Missing link saga: Seattle Hearing Examiner wants Environmental Impact Statement from SDOT

Plans to fix the “missing link” of the Burke-Gilman Trail are stalled again. The Seattle Department of Transportation (SDOT) is being required to prepare an Environmental Impact Statement (EIS) based on findings from the City of Seattle Hearing Examiner. The Examiner found that the Shilshole segment of the missing link will create, “significant adverse impacts in the form of traffic hazards…because of conflicts between truck movements and other vehicle traffic and trail users.” In addition to the EIS, SDOT  will have to study alternatives to the missing link.

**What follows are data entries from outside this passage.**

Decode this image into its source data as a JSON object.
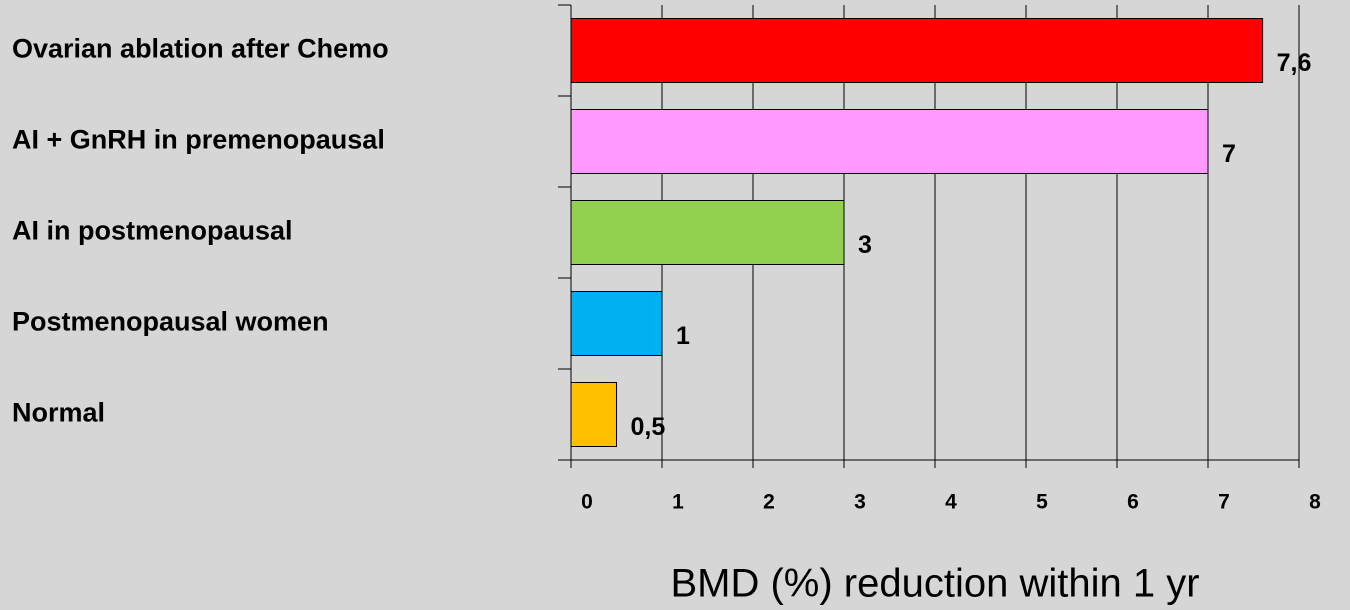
{
  "chart_data": {
    "type": "bar",
    "orientation": "horizontal",
    "x_label": "BMD (%) reduction within 1 yr",
    "categories": [
      "Ovarian ablation after Chemo",
      "AI + GnRH in premenopausal",
      "AI in postmenopausal",
      "Postmenopausal women",
      "Normal"
    ],
    "values": [
      7.6,
      7,
      3,
      1,
      0.5
    ],
    "value_labels": [
      "7,6",
      "7",
      "3",
      "1",
      "0,5"
    ],
    "colors": [
      "#ff0000",
      "#ff99ff",
      "#92d050",
      "#00b0f0",
      "#ffc000"
    ],
    "xlim": [
      0,
      8
    ],
    "xticks": [
      0,
      1,
      2,
      3,
      4,
      5,
      6,
      7,
      8
    ],
    "grid": true
  }
}
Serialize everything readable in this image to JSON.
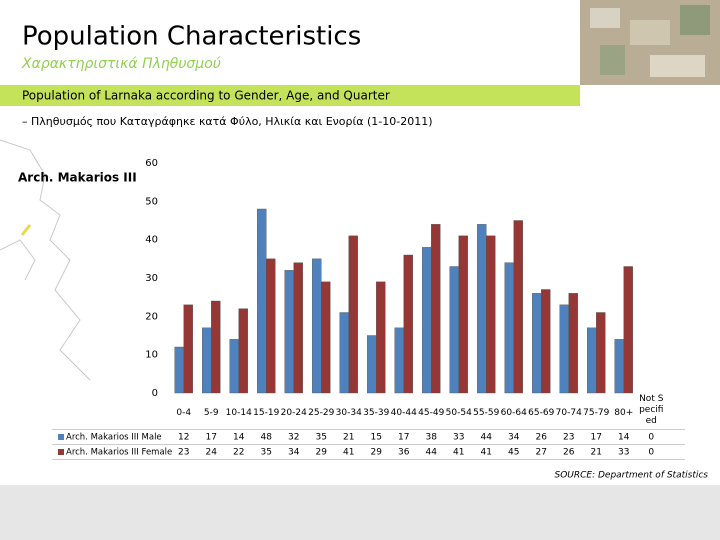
{
  "slide": {
    "title": "Population Characteristics",
    "subtitle": "Χαρακτηριστικά Πληθυσμού",
    "banner": "Population of Larnaka according to Gender, Age, and Quarter",
    "heading": "– Πληθυσμός που Καταγράφηκε κατά Φύλο, Ηλικία και Ενορία (1-10-2011)",
    "map_label": "Arch. Makarios III",
    "source": "SOURCE: Department of Statistics"
  },
  "chart_data": {
    "type": "bar",
    "categories": [
      "0-4",
      "5-9",
      "10-14",
      "15-19",
      "20-24",
      "25-29",
      "30-34",
      "35-39",
      "40-44",
      "45-49",
      "50-54",
      "55-59",
      "60-64",
      "65-69",
      "70-74",
      "75-79",
      "80+",
      "Not Specified"
    ],
    "series": [
      {
        "name": "Arch. Makarios III Male",
        "color": "#4f81bd",
        "values": [
          12,
          17,
          14,
          48,
          32,
          35,
          21,
          15,
          17,
          38,
          33,
          44,
          34,
          26,
          23,
          17,
          14,
          0
        ]
      },
      {
        "name": "Arch. Makarios III Female",
        "color": "#953735",
        "values": [
          23,
          24,
          22,
          35,
          34,
          29,
          41,
          29,
          36,
          44,
          41,
          41,
          45,
          27,
          26,
          21,
          33,
          0
        ]
      }
    ],
    "ylim": [
      0,
      60
    ],
    "yticks": [
      0,
      10,
      20,
      30,
      40,
      50,
      60
    ],
    "grid": false
  }
}
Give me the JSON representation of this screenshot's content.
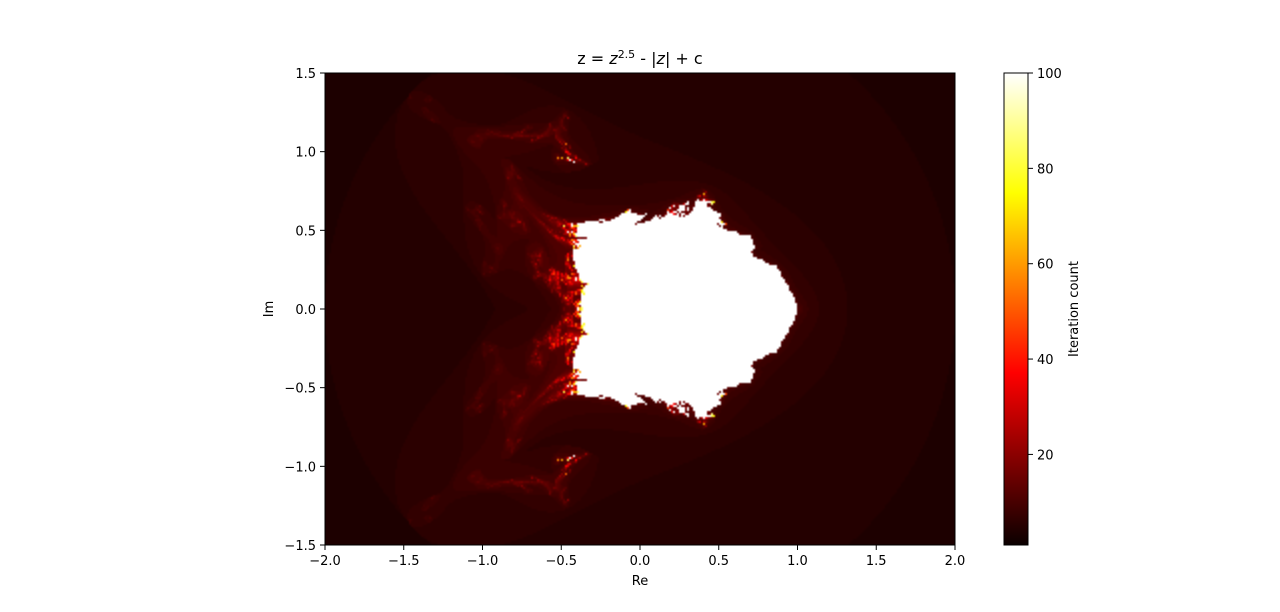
{
  "chart_data": {
    "type": "heatmap",
    "title_parts": {
      "prefix": "z = ",
      "base": "z",
      "exponent": "2.5",
      "middle": " - |",
      "abs_var": "z",
      "suffix": "| + c"
    },
    "xlabel": "Re",
    "ylabel": "Im",
    "xlim": [
      -2.0,
      2.0
    ],
    "ylim": [
      -1.5,
      1.5
    ],
    "xticks": [
      -2.0,
      -1.5,
      -1.0,
      -0.5,
      0.0,
      0.5,
      1.0,
      1.5,
      2.0
    ],
    "xtick_labels": [
      "−2.0",
      "−1.5",
      "−1.0",
      "−0.5",
      "0.0",
      "0.5",
      "1.0",
      "1.5",
      "2.0"
    ],
    "yticks": [
      -1.5,
      -1.0,
      -0.5,
      0.0,
      0.5,
      1.0,
      1.5
    ],
    "ytick_labels": [
      "−1.5",
      "−1.0",
      "−0.5",
      "0.0",
      "0.5",
      "1.0",
      "1.5"
    ],
    "colormap": "hot",
    "colorbar": {
      "label": "Iteration count",
      "min": 1,
      "max": 100,
      "ticks": [
        20,
        40,
        60,
        80,
        100
      ],
      "tick_labels": [
        "20",
        "40",
        "60",
        "80",
        "100"
      ]
    },
    "formula": {
      "exponent": 2.5,
      "max_iter": 100,
      "escape_radius": 2.0
    },
    "grid": false
  }
}
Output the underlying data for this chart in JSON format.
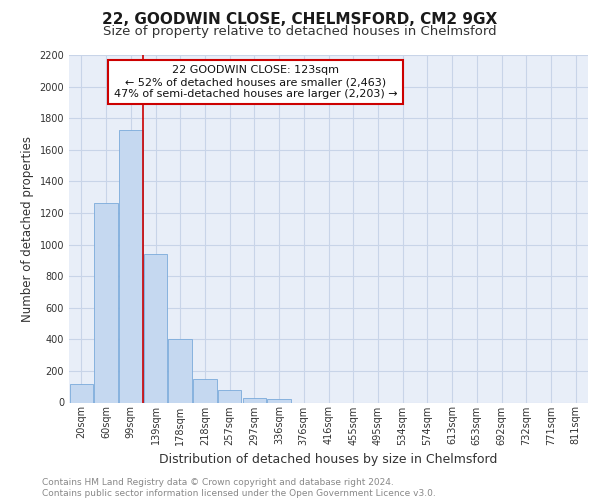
{
  "title": "22, GOODWIN CLOSE, CHELMSFORD, CM2 9GX",
  "subtitle": "Size of property relative to detached houses in Chelmsford",
  "xlabel": "Distribution of detached houses by size in Chelmsford",
  "ylabel": "Number of detached properties",
  "categories": [
    "20sqm",
    "60sqm",
    "99sqm",
    "139sqm",
    "178sqm",
    "218sqm",
    "257sqm",
    "297sqm",
    "336sqm",
    "376sqm",
    "416sqm",
    "455sqm",
    "495sqm",
    "534sqm",
    "574sqm",
    "613sqm",
    "653sqm",
    "692sqm",
    "732sqm",
    "771sqm",
    "811sqm"
  ],
  "values": [
    115,
    1265,
    1725,
    940,
    400,
    150,
    80,
    30,
    25,
    0,
    0,
    0,
    0,
    0,
    0,
    0,
    0,
    0,
    0,
    0,
    0
  ],
  "bar_color": "#c5d8f0",
  "bar_edge_color": "#7aaadb",
  "vline_color": "#cc0000",
  "vline_position": 2.5,
  "annotation_text": "22 GOODWIN CLOSE: 123sqm\n← 52% of detached houses are smaller (2,463)\n47% of semi-detached houses are larger (2,203) →",
  "annotation_box_facecolor": "#ffffff",
  "annotation_box_edgecolor": "#cc0000",
  "ylim": [
    0,
    2200
  ],
  "yticks": [
    0,
    200,
    400,
    600,
    800,
    1000,
    1200,
    1400,
    1600,
    1800,
    2000,
    2200
  ],
  "grid_color": "#c8d4e8",
  "background_color": "#e8eef8",
  "footer_text": "Contains HM Land Registry data © Crown copyright and database right 2024.\nContains public sector information licensed under the Open Government Licence v3.0.",
  "title_fontsize": 11,
  "subtitle_fontsize": 9.5,
  "xlabel_fontsize": 9,
  "ylabel_fontsize": 8.5,
  "tick_fontsize": 7,
  "annotation_fontsize": 8,
  "footer_fontsize": 6.5,
  "fig_width": 6.0,
  "fig_height": 5.0,
  "fig_dpi": 100
}
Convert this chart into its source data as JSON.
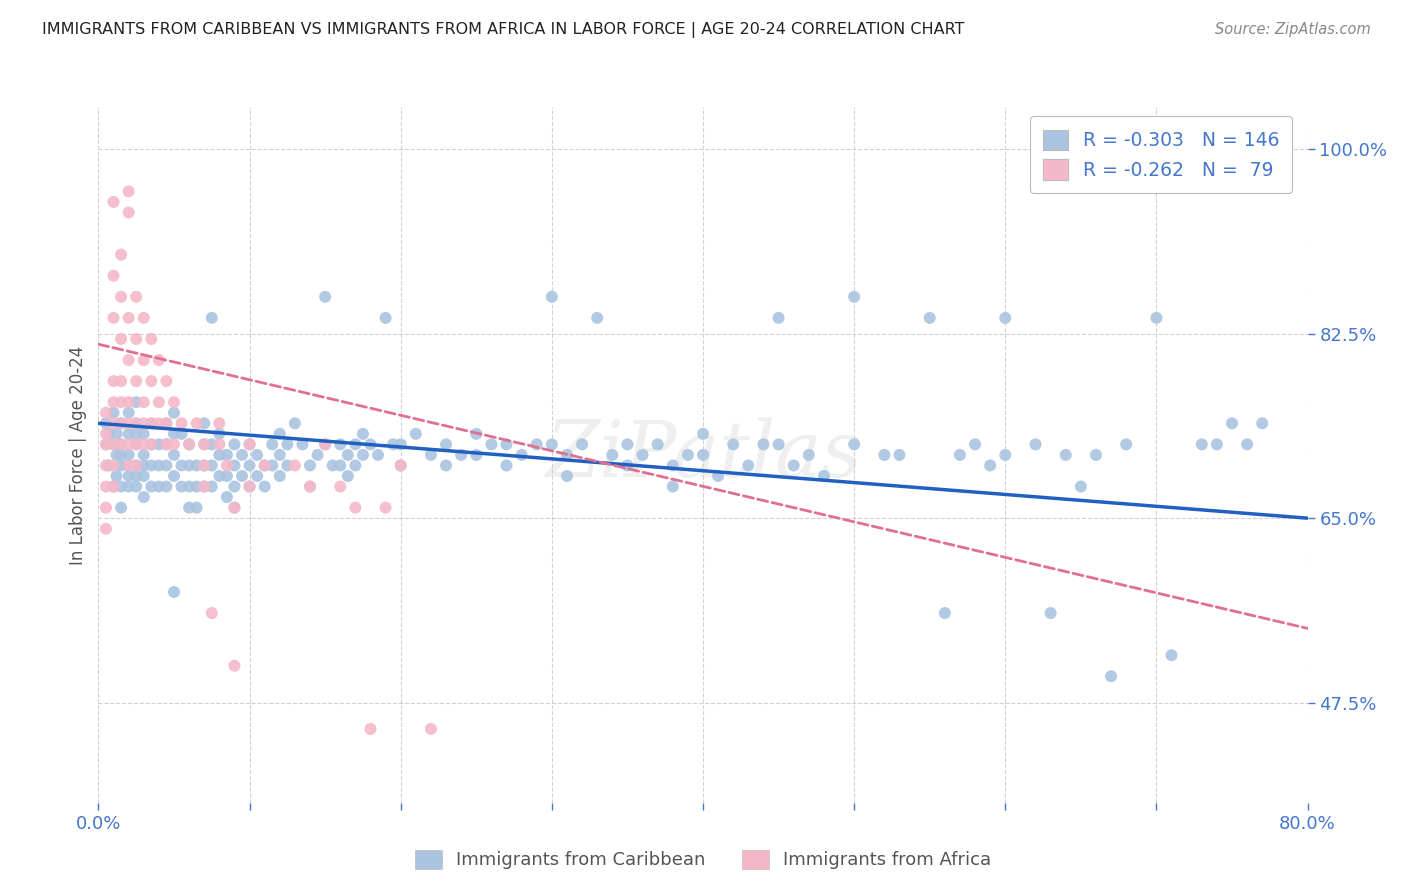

The Ballard business representatives Paul Nerdrum, vice president of Salmon Bay Sand & Gravel Co. and Warren Aarkevik, owner of Ballard Oil, say they want the city to study the plans in order to fully explore the consequences of developing a trail through a major business corridor.

“We want a trail that is safe and does not undermine the viability of the maritime and industrial businesses so we can continue operating and providing family-wage jobs and benefits to the entire community,” said Nerdrum, Vice President of Salmon Bay Sand & Gravel Co. in a press release. In the same release, Aarkevik said the examiner agreed with the businesses, “that the City must study these issues and prove it can safely build a recreational trail through the heart of the maritime and industrial industry in Ballard without putting people’s lives at risk.”

An attorney who represents the Ballard businesses, Josh Brower, said the trail is too dangerous because it crosses 55 industrial driveways and intersections in under two miles. The businesses hope to see an alternative design and alignment for the missing link; they’d like to see a cycle-track that would go up Leary Ave, where it could connect to NW Market St.

SDOT has yet to respond to the Hearing Examiner’s decision.